Muito bem, leitores e leitoras do Café, caso não tenham percebido saibam que vocês estão diante de um dos grandes clássicos do cinema trash brasileiro, junto com Cinderela Baiana e outras pérolas que merecem ser apreciadas por todas as gerações futuras.
Sérgio Mallandro, assim como Silvio Santos e Mestre Kame, é um daqueles raros seres humanos a beber da fonte da juventude e jamais envelhecer. Suas bobagens continuam atuais e divertidas e vão permanecer assim por muito tempo ainda.
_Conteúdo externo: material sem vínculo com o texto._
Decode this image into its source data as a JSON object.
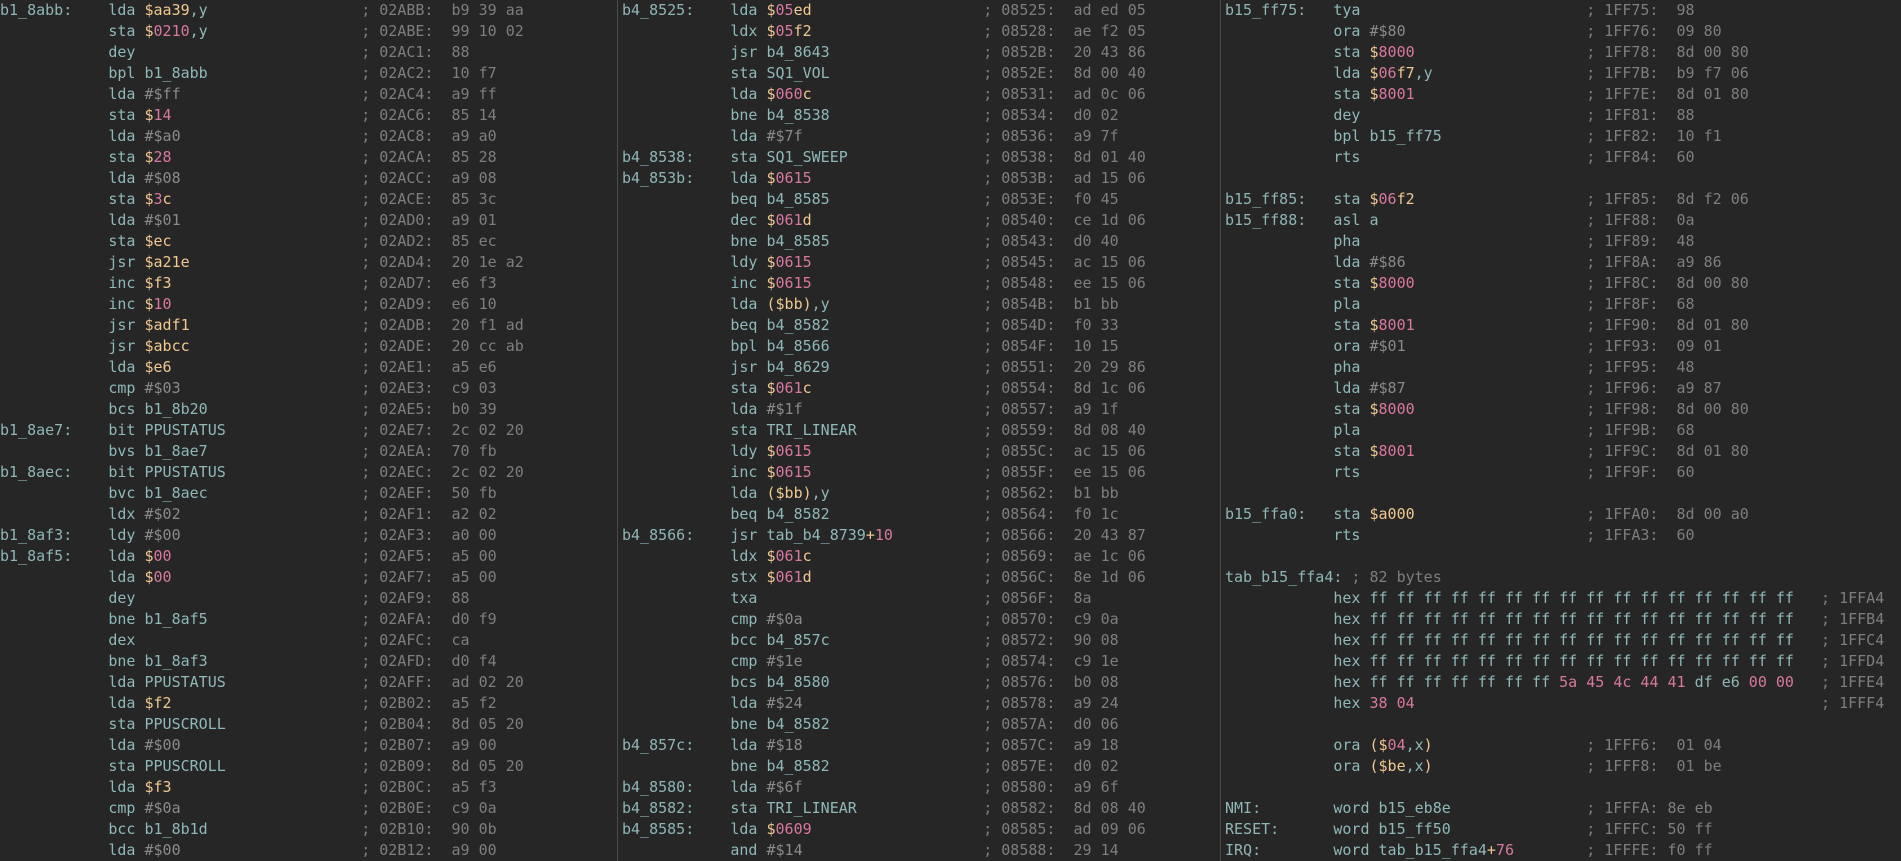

E se esse meu elogio pobre e essa longa resenha, entretanto, não foram suficientes para convencer vocês da magnanimidade desse filme, saibam que, além de tudo isso que foi relatado, ainda há coisas que, por si mesmas, já deveriam te motivar a ver o filme: como a cena em que Mallandro se veste de padre para conseguir alguns trocados, ou mesmo saber que esse longa marca a estréia de ninguém menos que o maior galã do Brasil, o homem do negócio, senhor Alexandre Frota, que numa cena hilária, bêbado de hormônios e testosterona, decide passar uma cantada no malandrão (!) dizendo que iria ser “o Roberto Carlos da sua vida”. Assistam e confiram por si mesmos!

Trailer
(não encontramos o trailer do filme, então decidimos postar o filme completo. De nada)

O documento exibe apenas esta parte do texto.